Page 1 of Wait for Me

Prologue

Logan Urquhart regretted ever promising little Jonas that he would give him anything for his fifth birthday.

The fortune he had inherited enabled him to buy whatever his son wanted, including a whole toy store chain, pony rides to last a lifetime, and entire schools he would attend all the way through university.

But.

All Jonas Urquhart wanted for his birthday was to see his mom.

“Dad, you promised.”

Logan stared at his beloved son sitting next to him at their dining table by the window that opened to a pleasant spring in metropolitan Atlanta.

They were eating peanut butter and jelly sandwiches, Jonas’s favorite food, and drinking lemonade, also Jonas’s favorite.

The little boy looked lonely.

Sometimes Logan wished he could give Jonas a sibling to play with.

In order to do that, Logan would need a wife. And he had no time for marriage—or remarriage—at this point in his life.

Jonas chewed his PBJ.

The silence between them broke Logan’s heart.

He remembered when he had been very young, growing up as an only child of absentee parents, and only having his cousin Jared to call and talk to.

He remembered having prayed for years that God would give him a sibling. When God hadn’t answered his prayer, Logan had turned his back against God.

It hadn’t been until his college years at business school that he had realized how foolish it was for him to ignore God when the book of Proverbs was a fount of wisdom, which could be a blessing for Logan in his business.

As Logan looked at his son, he wondered what kind of life Jonas would live, where he’d go, what he’d do so many years from now.

Would he recall this moment when his own dad had all but reneged on his promise to give his son whatever he wanted for his fifth birthday?

Logan sighed.

Yes, Logan Urquhart, the financial genius who, with his cousin Jared, ran the multibillion-dollar Urquhart Enterprises investment firm, had lost the battle to an almost five-year-old.

Thanks to his only son—to whom he had rarely refused—Logan must face Marie again.

Has it been three years since our divorce?

Logan didn’t know the real reason he had married Marie. Deep down, he wondered if Marie had been right about their relationship, how it hadn’t been based on any deep foundation.

They had met at a business conference in the French Riviera shortly after he and his first fiancée had broken up, six years ago now. Logan was smitten with Marie’s charms immediately. The fact that she also spoke seven languages amazed him, and he hired the translator on the spot to accompany him and his cousin Jared to Sweden, where Urquhart Enterprises were to have a meeting with a Saudi businessman.

Her FBI background checks panned out. She was a French translator who spoke English beautifully, almost like poetry. Within three months, Logan had proposed, and she had said yes. A lovely wedding on Cumberland Island, Georgia, sealed their love for each other.

Unfortunately, once they returned to Atlanta after Marie had applied for permanent residency, she grew antsy staying in the ten-bedroom house on Paces Ferry Road with nothing to do but pace the floor. Logan was gone all the time on business trips, and his paranoia that his pregnant wife should not fly—you know, all that radiation in the sky—Marie couldn’t take it anymore.

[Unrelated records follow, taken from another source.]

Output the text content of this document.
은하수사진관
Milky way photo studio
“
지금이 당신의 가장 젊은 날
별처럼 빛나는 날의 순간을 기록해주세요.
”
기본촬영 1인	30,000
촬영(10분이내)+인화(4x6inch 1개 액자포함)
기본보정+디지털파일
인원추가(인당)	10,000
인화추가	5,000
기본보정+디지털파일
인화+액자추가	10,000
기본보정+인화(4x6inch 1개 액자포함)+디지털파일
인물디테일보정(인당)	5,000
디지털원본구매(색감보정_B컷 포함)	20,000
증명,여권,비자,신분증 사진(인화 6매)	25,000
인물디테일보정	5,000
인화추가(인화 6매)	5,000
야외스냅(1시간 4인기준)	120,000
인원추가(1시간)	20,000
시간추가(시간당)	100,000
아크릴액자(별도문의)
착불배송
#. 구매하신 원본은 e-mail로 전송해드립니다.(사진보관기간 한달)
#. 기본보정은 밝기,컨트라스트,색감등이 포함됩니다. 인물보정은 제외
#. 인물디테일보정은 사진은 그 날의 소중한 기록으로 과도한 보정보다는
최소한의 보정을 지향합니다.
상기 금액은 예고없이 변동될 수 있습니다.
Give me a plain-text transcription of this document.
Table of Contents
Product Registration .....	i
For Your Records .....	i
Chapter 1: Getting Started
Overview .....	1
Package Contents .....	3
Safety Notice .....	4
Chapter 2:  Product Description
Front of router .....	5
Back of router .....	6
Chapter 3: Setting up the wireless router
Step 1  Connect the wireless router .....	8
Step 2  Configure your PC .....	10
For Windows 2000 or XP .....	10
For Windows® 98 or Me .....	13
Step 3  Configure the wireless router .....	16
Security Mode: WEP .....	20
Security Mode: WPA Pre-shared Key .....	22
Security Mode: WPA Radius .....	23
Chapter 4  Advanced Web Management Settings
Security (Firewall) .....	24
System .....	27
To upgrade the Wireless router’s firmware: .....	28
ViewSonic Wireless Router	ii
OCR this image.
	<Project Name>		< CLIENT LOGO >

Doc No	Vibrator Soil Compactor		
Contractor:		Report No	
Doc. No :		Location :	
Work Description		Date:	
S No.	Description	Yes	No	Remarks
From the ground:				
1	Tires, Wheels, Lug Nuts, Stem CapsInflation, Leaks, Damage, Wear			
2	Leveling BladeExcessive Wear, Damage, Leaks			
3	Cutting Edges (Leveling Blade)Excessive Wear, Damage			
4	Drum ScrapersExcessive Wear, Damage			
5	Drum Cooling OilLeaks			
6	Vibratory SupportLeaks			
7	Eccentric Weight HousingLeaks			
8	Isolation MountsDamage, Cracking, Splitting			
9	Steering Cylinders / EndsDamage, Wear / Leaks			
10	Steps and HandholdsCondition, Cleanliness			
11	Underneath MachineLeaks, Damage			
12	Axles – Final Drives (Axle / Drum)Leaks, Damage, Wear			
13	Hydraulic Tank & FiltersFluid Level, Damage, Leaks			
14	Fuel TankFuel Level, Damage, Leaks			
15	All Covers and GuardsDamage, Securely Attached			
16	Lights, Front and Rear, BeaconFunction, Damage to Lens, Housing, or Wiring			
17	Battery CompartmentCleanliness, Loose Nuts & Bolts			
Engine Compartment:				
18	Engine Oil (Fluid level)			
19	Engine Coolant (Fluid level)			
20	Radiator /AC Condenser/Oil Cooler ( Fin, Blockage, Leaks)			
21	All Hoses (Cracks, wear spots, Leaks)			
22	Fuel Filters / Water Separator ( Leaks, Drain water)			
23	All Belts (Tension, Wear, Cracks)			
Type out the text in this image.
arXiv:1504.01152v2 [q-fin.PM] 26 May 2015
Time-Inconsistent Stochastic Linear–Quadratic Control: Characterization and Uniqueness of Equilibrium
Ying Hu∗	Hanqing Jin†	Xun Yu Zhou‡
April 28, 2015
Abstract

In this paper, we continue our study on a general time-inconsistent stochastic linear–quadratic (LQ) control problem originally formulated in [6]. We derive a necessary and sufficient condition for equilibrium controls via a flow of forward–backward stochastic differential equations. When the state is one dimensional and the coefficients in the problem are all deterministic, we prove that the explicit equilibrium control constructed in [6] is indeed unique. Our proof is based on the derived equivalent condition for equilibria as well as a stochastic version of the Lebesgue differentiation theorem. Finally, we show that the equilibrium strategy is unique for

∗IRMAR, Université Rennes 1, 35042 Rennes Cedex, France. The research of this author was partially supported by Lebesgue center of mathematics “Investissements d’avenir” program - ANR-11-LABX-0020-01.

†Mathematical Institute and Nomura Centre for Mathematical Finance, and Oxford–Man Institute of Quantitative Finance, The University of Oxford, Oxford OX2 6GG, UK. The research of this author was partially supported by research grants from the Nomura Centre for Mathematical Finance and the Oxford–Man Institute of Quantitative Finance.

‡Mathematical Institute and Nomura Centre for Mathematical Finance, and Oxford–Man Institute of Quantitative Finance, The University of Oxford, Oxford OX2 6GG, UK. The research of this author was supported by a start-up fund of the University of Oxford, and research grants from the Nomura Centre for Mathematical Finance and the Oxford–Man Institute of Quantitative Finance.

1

Perhaps that had been why their marriage had lasted for only three years. By then, Jonas was almost two years old, and still needed his mommy. Marie intended to take him home with her to Marseilles, but there was no way Logan was going to let his American son leave the country.

Through the wit and tact of his family attorney, Logan had managed to wrestle the baby from Marie.

Marie traveled for a living, the custody attorney had explained in court. She lived from hotel to hotel, job to job, embassy to embassy. Such was the life of a freelance translator much sought after by state departments and governments.

Who was going to watch the toddler while Marie went to work?